3.4. Training and Optimization Process
The training phase of the proposed hybrid IDS incorporates advanced strategies designed to enhance adaptability, robustness, and efficiency under real-world conditions. These strategies complement the optimization layer described in
Section 3.3 and ensure that the system can generalize to diverse vehicle types and evolving cyber threats.
- 1.
Transfer Learning: A novel transfer learning approach enables rapid adaptation of pre-trained models to new vehicle types or emerging attack scenarios. This is achieved by aligning feature distributions between the source and target domains through a custom loss function.
- 2.
Incremental Learning: To cope with continuously evolving attack patterns, an incremental learning framework allows the system to integrate new data without requiring complete retraining. This reduces downtime and preserves model knowledge across updates.
- 3.
Adversarial Training: Robustness is further improved by incorporating adversarial training [
34]. By generating adversarial examples during training, the models are hardened against evasion attempts, ensuring resilience against sophisticated attacks.
- 4.
Multi-Objective Optimization: Finally, a multi-objective optimization framework guides the training process by balancing competing objectives: maximizing detection accuracy, minimizing false positives, and reducing computational complexity. To handle this complex trade-off, the
NSGA-III algorithm was employed [
35].
Together, these training and optimization mechanisms establish a comprehensive learning pipeline that not only maximizes detection performance but also guarantees adaptability, robustness, and resource efficiency—key requirements for deployment in connected and autonomous vehicles.
To enhance system performance and adaptability, we integrated three complementary optimization techniques across different stages of our hybrid intrusion detection framework. Genetic Algorithm (GA) is employed for feature selection and ensemble weight tuning to balance detection accuracy, false positive rate (FPR), and computational efficiency. Particle Swarm Optimization (PSO) is applied for hyperparameter tuning of individual classifiers, reducing complexity and training overhead. Bayesian Optimization is used to fine-tune the meta-learner parameters, effectively managing the exploration–exploitation tradeoff. This layered optimization strategy ensures robust, well-generalized performance tailored to real-time automotive environments and scalable across diverse attack scenarios.
3.5. Real-Time Implementation Strategy
To ensure that the proposed hybrid IDS can be deployed effectively in automotive systems, a real-time implementation strategy was designed. This strategy addresses the practical constraints of connected and autonomous vehicles, ensuring that the system is not only accurate but also efficient and adaptable in real-world conditions.
- 1.
Hardware Acceleration: The computational overhead is reduced by tailoring the models for execution on automotive-grade GPUs and FPGA accelerators, employing model pruning and quantization to improve speed and efficiency.
- 2.
Distributed Detection Framework: A lightweight, distributed detection scheme enables collaboration among ECUs through a gossip-based protocol, allowing efficient information sharing and decentralized intrusion detection.
- 3.
Adaptive Resource Allocation: Resources are dynamically allocated in response to changing operating conditions, ensuring that system performance remains stable under varying computational loads.
- 4.
Continual Learning Pipeline: A continual learning mechanism allows the IDS to adapt over time by integrating new knowledge and safely updating models. This ensures resilience against evolving attack patterns while minimizing the risk of performance degradation.

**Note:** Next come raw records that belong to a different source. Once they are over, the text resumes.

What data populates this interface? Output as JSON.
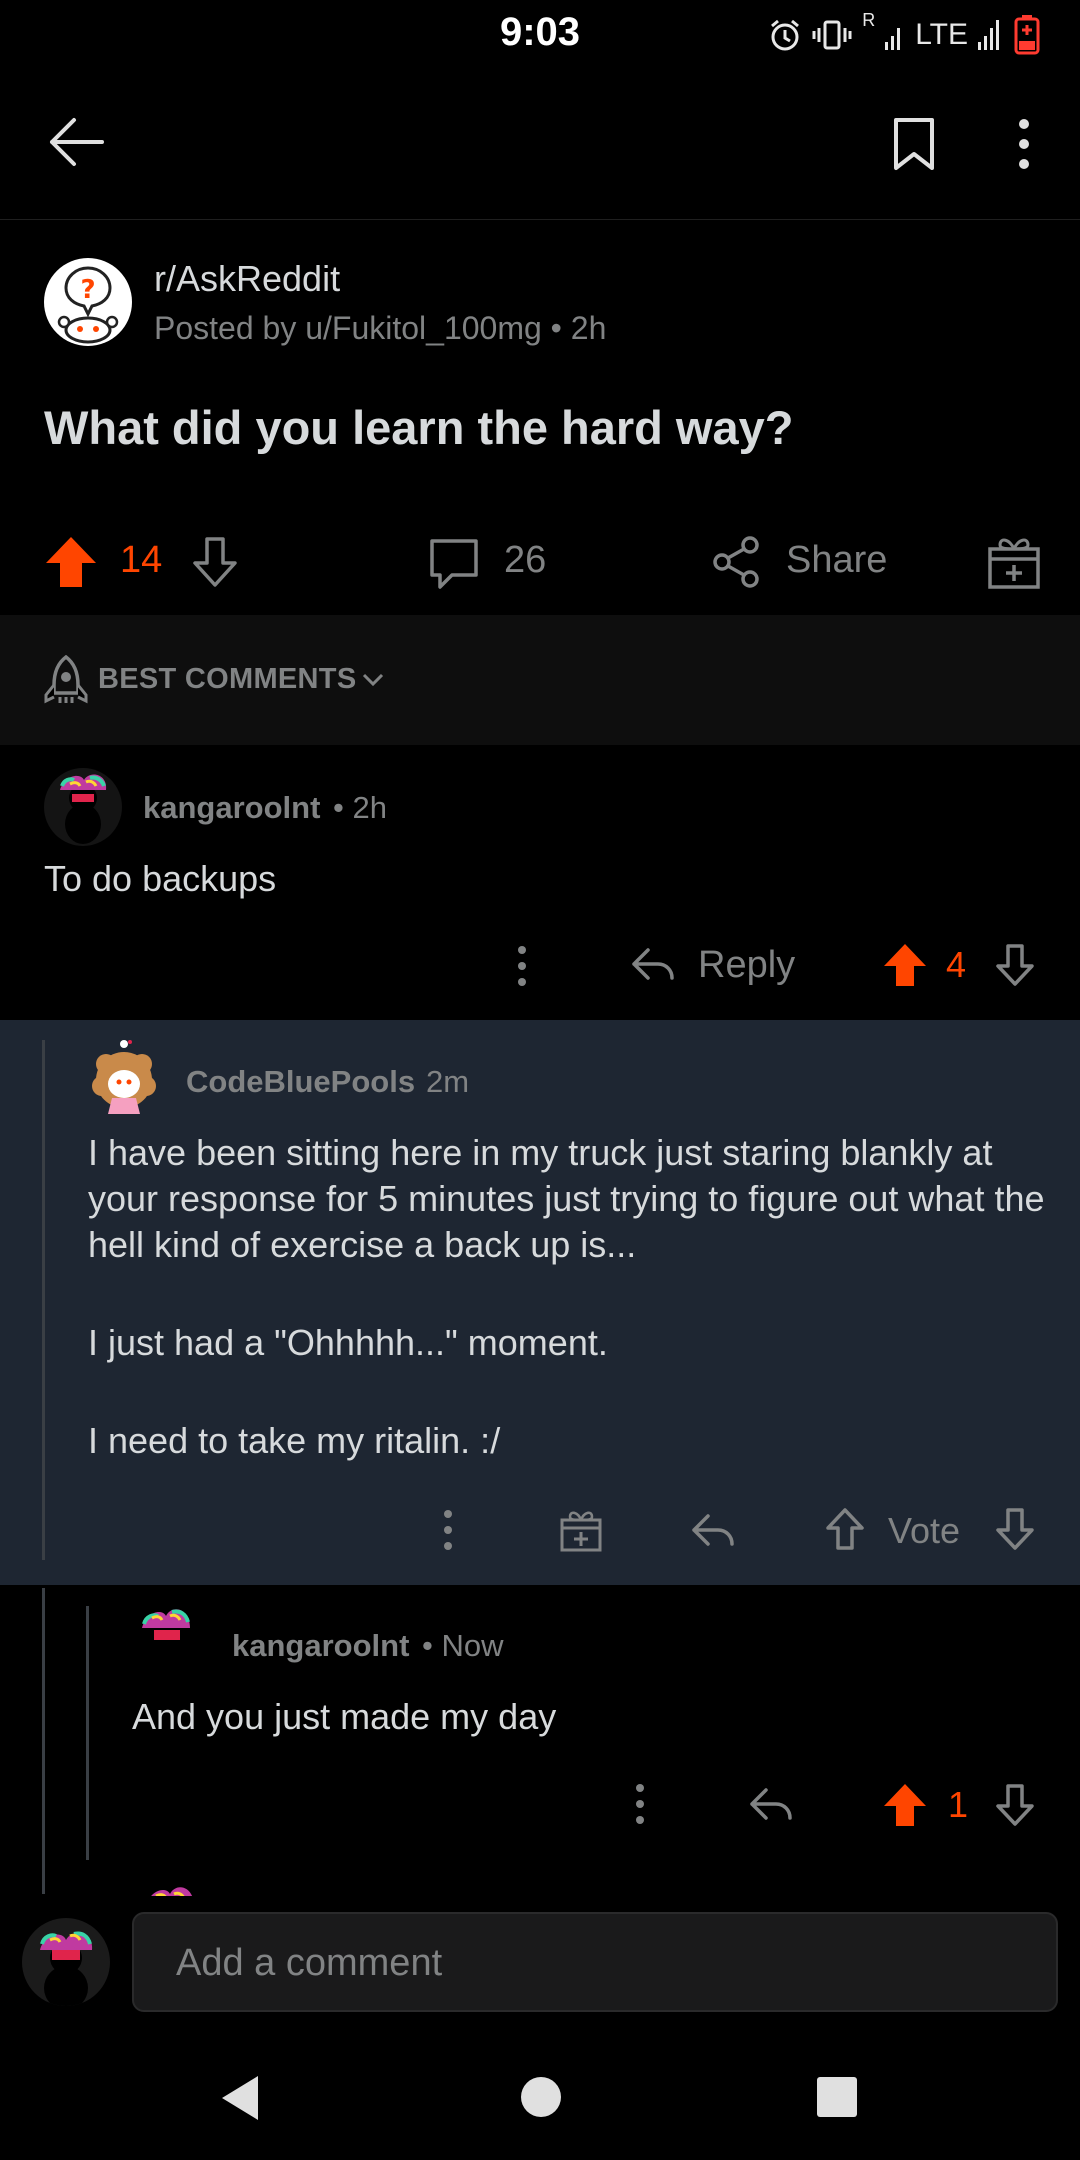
{
  "status_bar": {
    "time": "9:03",
    "network": "LTE",
    "roaming": "R"
  },
  "post": {
    "subreddit": "r/AskReddit",
    "posted_by": "Posted by u/Fukitol_100mg",
    "age": "2h",
    "title": "What did you learn the hard way?",
    "upvotes": "14",
    "comments": "26",
    "share_label": "Share"
  },
  "sort": {
    "label": "BEST COMMENTS"
  },
  "comments": [
    {
      "author": "kangaroolnt",
      "age": "2h",
      "body": "To do backups",
      "reply_label": "Reply",
      "score": "4"
    },
    {
      "author": "CodeBluePools",
      "age": "2m",
      "paragraphs": [
        "I have been sitting here in my truck just staring blankly at your response for 5 minutes just trying to figure out what the hell kind of exercise a back up is...",
        "I just had a \"Ohhhhh...\"  moment.",
        "I need to take my ritalin.  :/"
      ],
      "vote_label": "Vote"
    },
    {
      "author": "kangaroolnt",
      "age": "Now",
      "body": "And you just made my day",
      "score": "1"
    }
  ],
  "input": {
    "placeholder": "Add a comment"
  },
  "colors": {
    "accent": "#ff4500",
    "background": "#000000",
    "nested_highlight": "#1e2632",
    "text": "#d7dadc",
    "muted": "#818384"
  }
}
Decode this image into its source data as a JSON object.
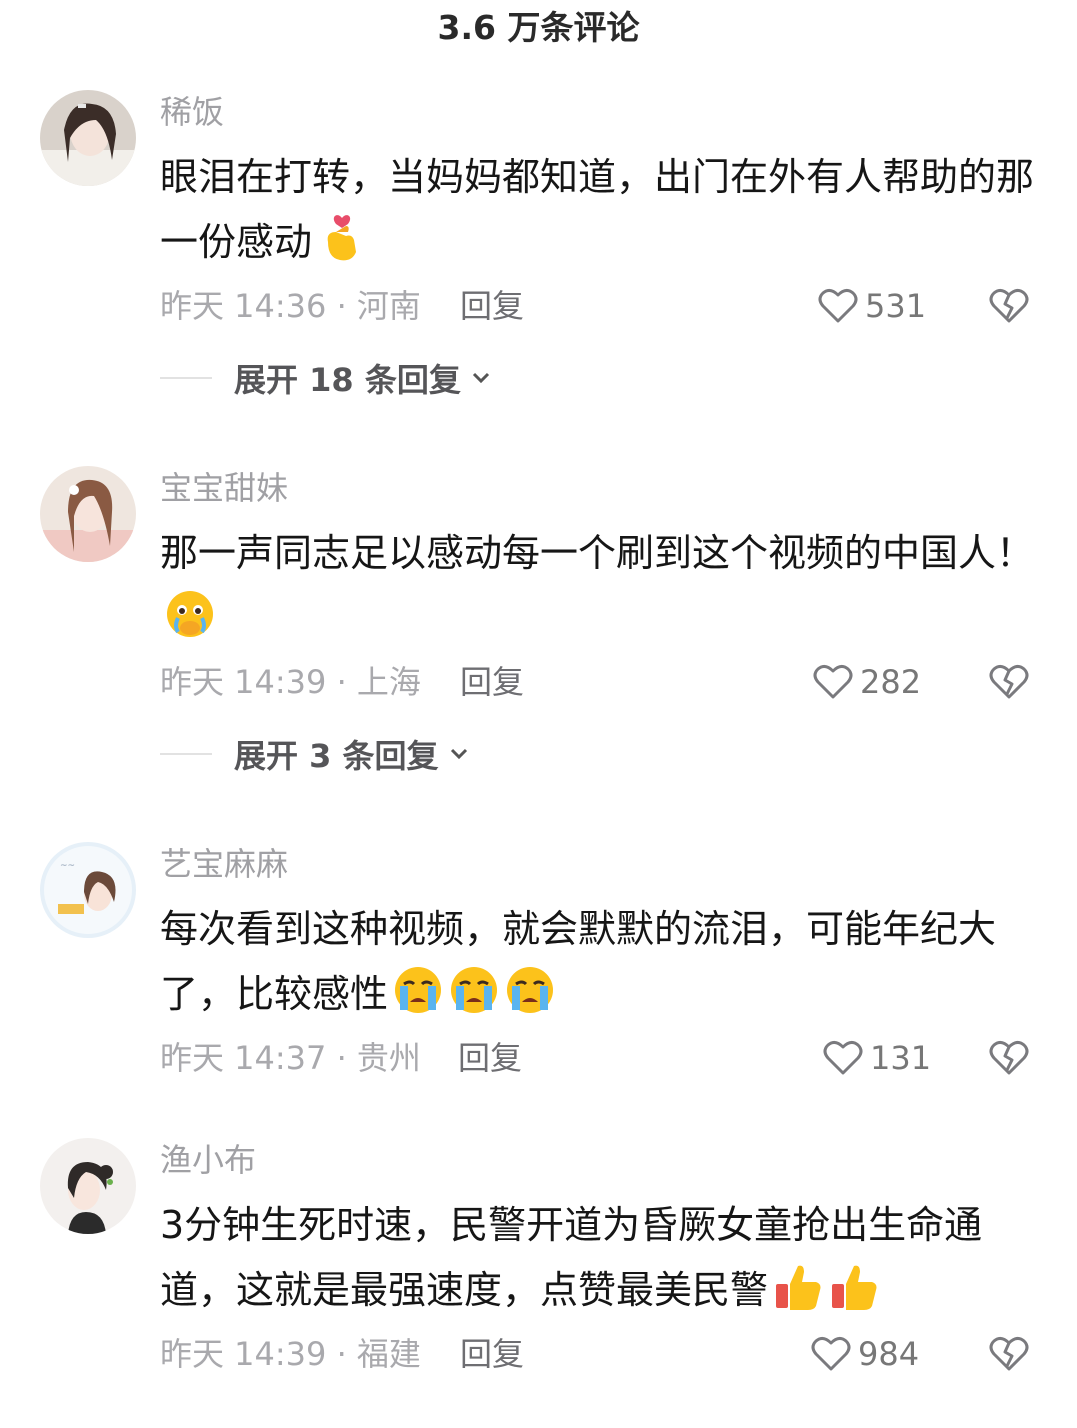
{
  "header": {
    "title": "3.6 万条评论"
  },
  "comments": [
    {
      "username": "稀饭",
      "text": "眼泪在打转，当妈妈都知道，出门在外有人帮助的那一份感动",
      "meta": "昨天 14:36 · 河南",
      "reply_label": "回复",
      "likes": "531",
      "expand_label": "展开 18 条回复"
    },
    {
      "username": "宝宝甜妹",
      "text": "那一声同志足以感动每一个刷到这个视频的中国人！",
      "meta": "昨天 14:39 · 上海",
      "reply_label": "回复",
      "likes": "282",
      "expand_label": "展开 3 条回复"
    },
    {
      "username": "艺宝麻麻",
      "text": "每次看到这种视频，就会默默的流泪，可能年纪大了，比较感性",
      "meta": "昨天 14:37 · 贵州",
      "reply_label": "回复",
      "likes": "131"
    },
    {
      "username": "渔小布",
      "text": "3分钟生死时速，民警开道为昏厥女童抢出生命通道，这就是最强速度，点赞最美民警",
      "meta": "昨天 14:39 · 福建",
      "reply_label": "回复",
      "likes": "984"
    }
  ],
  "icons": {
    "like": "heart-outline-icon",
    "dislike": "broken-heart-icon",
    "expand": "chevron-down-icon"
  },
  "colors": {
    "text": "#161616",
    "muted": "#a9a9ad",
    "reply": "#6e6e72"
  }
}
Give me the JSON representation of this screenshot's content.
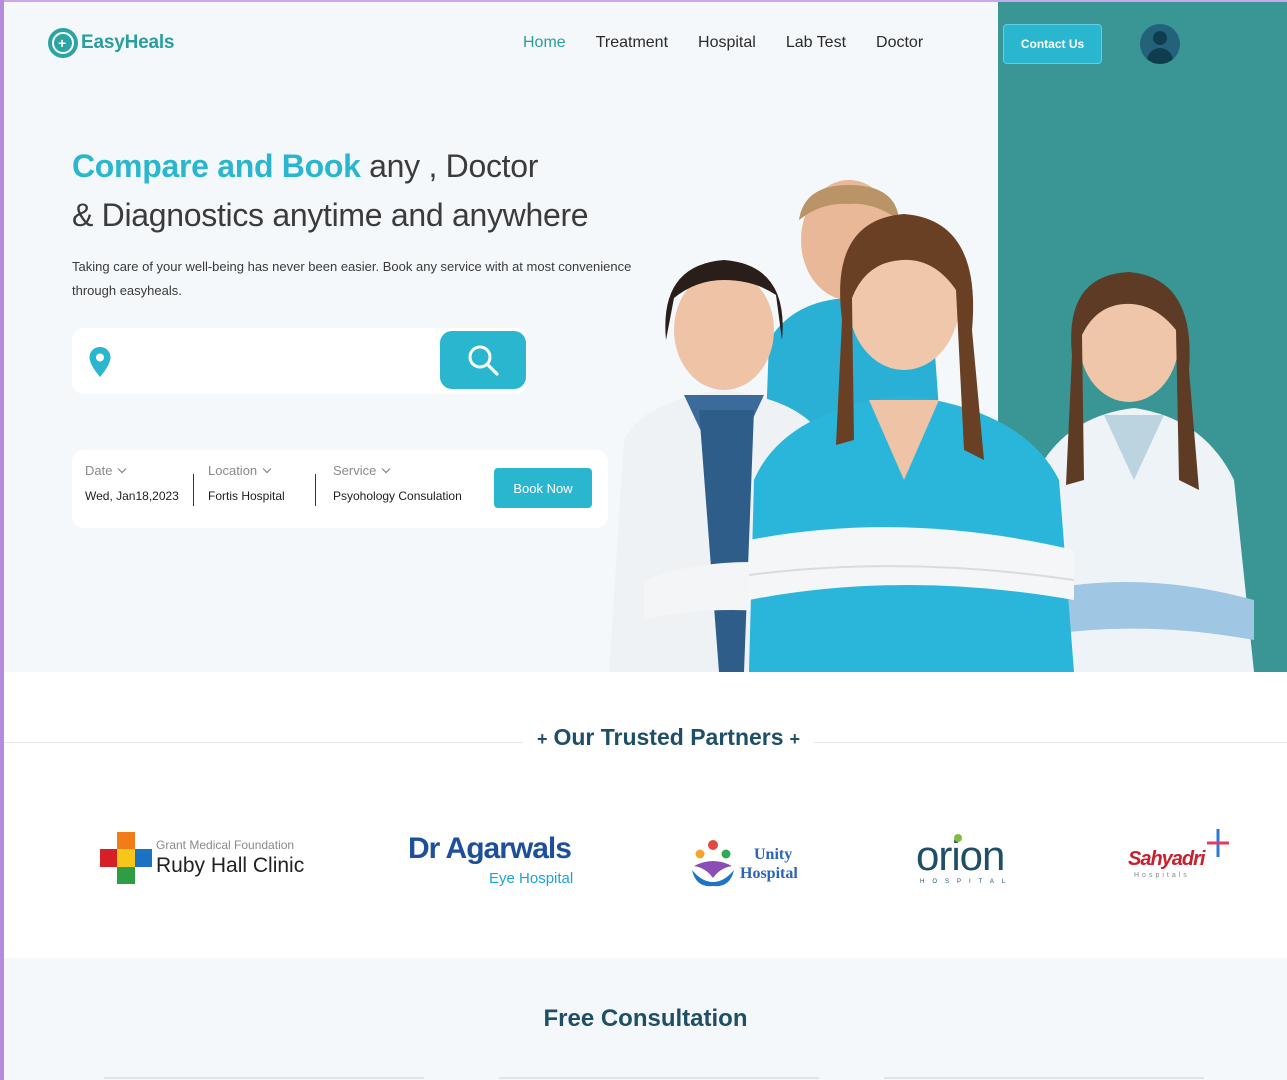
{
  "brand": {
    "name": "EasyHeals"
  },
  "nav": {
    "items": [
      {
        "label": "Home",
        "active": true
      },
      {
        "label": "Treatment",
        "active": false
      },
      {
        "label": "Hospital",
        "active": false
      },
      {
        "label": "Lab Test",
        "active": false
      },
      {
        "label": "Doctor",
        "active": false
      }
    ],
    "contact_label": "Contact Us"
  },
  "hero": {
    "headline_accent": "Compare and Book",
    "headline_rest": " any , Doctor",
    "headline_line2": "& Diagnostics anytime and anywhere",
    "subcopy": "Taking care of your well-being has never been easier. Book any service with at most convenience through easyheals."
  },
  "search": {
    "value": "",
    "placeholder": ""
  },
  "booking": {
    "date_label": "Date",
    "date_value": "Wed, Jan18,2023",
    "location_label": "Location",
    "location_value": "Fortis Hospital",
    "service_label": "Service",
    "service_value": "Psyohology Consulation",
    "book_label": "Book Now"
  },
  "partners": {
    "title": "Our Trusted Partners",
    "ruby_small": "Grant Medical Foundation",
    "ruby_big": "Ruby Hall Clinic",
    "agarwal_big": "Dr Agarwals",
    "agarwal_small": "Eye Hospital",
    "unity_1": "Unity",
    "unity_2": "Hospital",
    "orion_big": "orion",
    "orion_small": "HOSPITAL",
    "sahyadri_big": "Sahyadri",
    "sahyadri_small": "Hospitals"
  },
  "consultation": {
    "title": "Free Consultation"
  },
  "colors": {
    "accent": "#2bb6cf",
    "brand_teal": "#2a9d9d",
    "panel_teal": "#3a9595",
    "heading_navy": "#1f4f66"
  }
}
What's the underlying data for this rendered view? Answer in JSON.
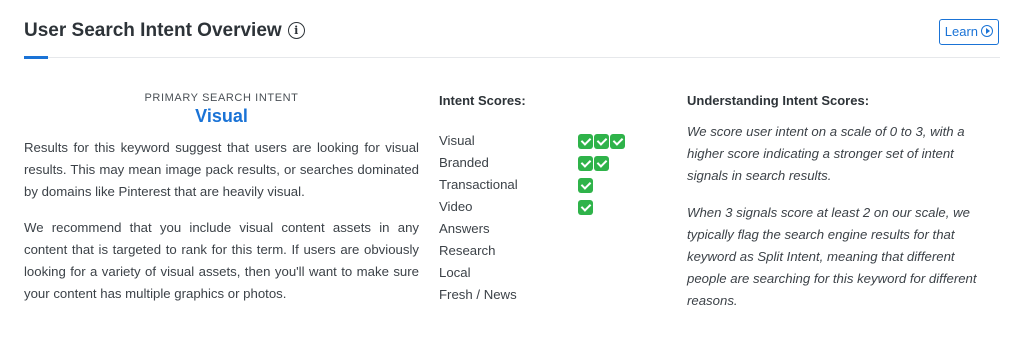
{
  "header": {
    "title": "User Search Intent Overview",
    "info_glyph": "i",
    "learn_label": "Learn"
  },
  "primary": {
    "label": "PRIMARY SEARCH INTENT",
    "value": "Visual"
  },
  "left": {
    "paragraph1": "Results for this keyword suggest that users are looking for visual results. This may mean image pack results, or searches dominated by domains like Pinterest that are heavily visual.",
    "paragraph2": "We recommend that you include visual content assets in any content that is targeted to rank for this term. If users are obviously looking for a variety of visual assets, then you'll want to make sure your content has multiple graphics or photos."
  },
  "scores": {
    "heading": "Intent Scores:",
    "items": [
      {
        "name": "Visual",
        "score": 3
      },
      {
        "name": "Branded",
        "score": 2
      },
      {
        "name": "Transactional",
        "score": 1
      },
      {
        "name": "Video",
        "score": 1
      },
      {
        "name": "Answers",
        "score": 0
      },
      {
        "name": "Research",
        "score": 0
      },
      {
        "name": "Local",
        "score": 0
      },
      {
        "name": "Fresh / News",
        "score": 0
      }
    ]
  },
  "understanding": {
    "heading": "Understanding Intent Scores:",
    "paragraph1": "We score user intent on a scale of 0 to 3, with a higher score indicating a stronger set of intent signals in search results.",
    "paragraph2": "When 3 signals score at least 2 on our scale, we typically flag the search engine results for that keyword as Split Intent, meaning that different people are searching for this keyword for different reasons."
  },
  "colors": {
    "accent": "#1a73d6",
    "check": "#2fb34a",
    "text": "#3c4248"
  }
}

Collectively, these mechanisms form a holistic deployment framework that bridges advanced algorithmic design (
Section 3.3.3 and
Section 3.3.4) with real-time applicability. By combining acceleration, distributed detection, adaptive allocation, and continual learning, the system demonstrates that robust intrusion detection can be achieved within the resource-constrained environments of connected and autonomous vehicles. The framework is designed to scale through distributed detection across ECUs and adaptive resource allocation, ensuring that as network complexity and traffic volume grow, tasks are balanced without degrading performance.
To ensure a fair and transparent comparison, all baseline models and the proposed hybrid system were trained and evaluated under the same hardware and software configuration.
Table 4 summarizes the full experimental environment, including dataset partitioning and evaluation settings. This consistent setup minimizes hardware-related performance bias and enhances the reproducibility of the reported results.
4. Results and Discussion
A comprehensive framework is proposed to evaluate the proposed hybrid intrusion detection system based on an experiment used to evaluate the capability of detection and computational efficiency in automotive networks’ time switches. The simulation parameters, algorithm configurations, and performance metrics are then presented to validate the system’s ability to suppress such attacks under different attack scenarios. The Experimental Setup evaluates the framework using the CAR-Hacking Dataset (CARDAD), which contains real-world CAN bus traffic of modern vehicles across various attacks and normal operating conditions. The dataset comprises 43.2 million CAN messages captured over 147 h of operation.
4.1. Performance Evaluation of the Hybrid Model
As proposed, the hybrid intrusion detection systems achieved better performance on several metrics compared to baseline models and the existing state-of-the-art approaches.
Table 5 compares the hybrid adaptive system against individual base models and a standard stacking ensemble.
Individual base models and the stacking ensemble only achieved an accuracy of 99.883%, while the hybrid adaptive system showed an accuracy of 99.995%. This is a statistically significant improvement (p < 0.001 paired test) over the next best performer, the stacking ensemble. In addition, the false positive rate (FPR) is decreased to 0.00001%, which addresses a critical problem for automotive intrusion detection systems: a high false alarm rate can result in false alarms prompting unnecessary interventions. This presents a detection rate of 99.99% which shows that the system can distinguish any different types of attacks. Due to its high detection rate and low FPR, this system is robust and reliable in distinguishing normal vehicle operations from malicious activities with high precision.
4.2. Robustness to Many Types of Attack
Its performance was evaluated against different attack categories to assess the robustness of the system.
Table 6 presents the detection rates for various attack types.
All cyber-attack types, including novel variants, have high detection rates across all types, showing that the system can generalize and is robust against a wide variety of cyber threats. The system maintained a detection rate above 99.98% for known attack types, down to 99.980% for novel attack variants. Our evaluation further confirmed that detection performance remained stable with larger datasets and higher message loads, demonstrating that the system can scale effectively with increasing network complexity and vehicle numbers.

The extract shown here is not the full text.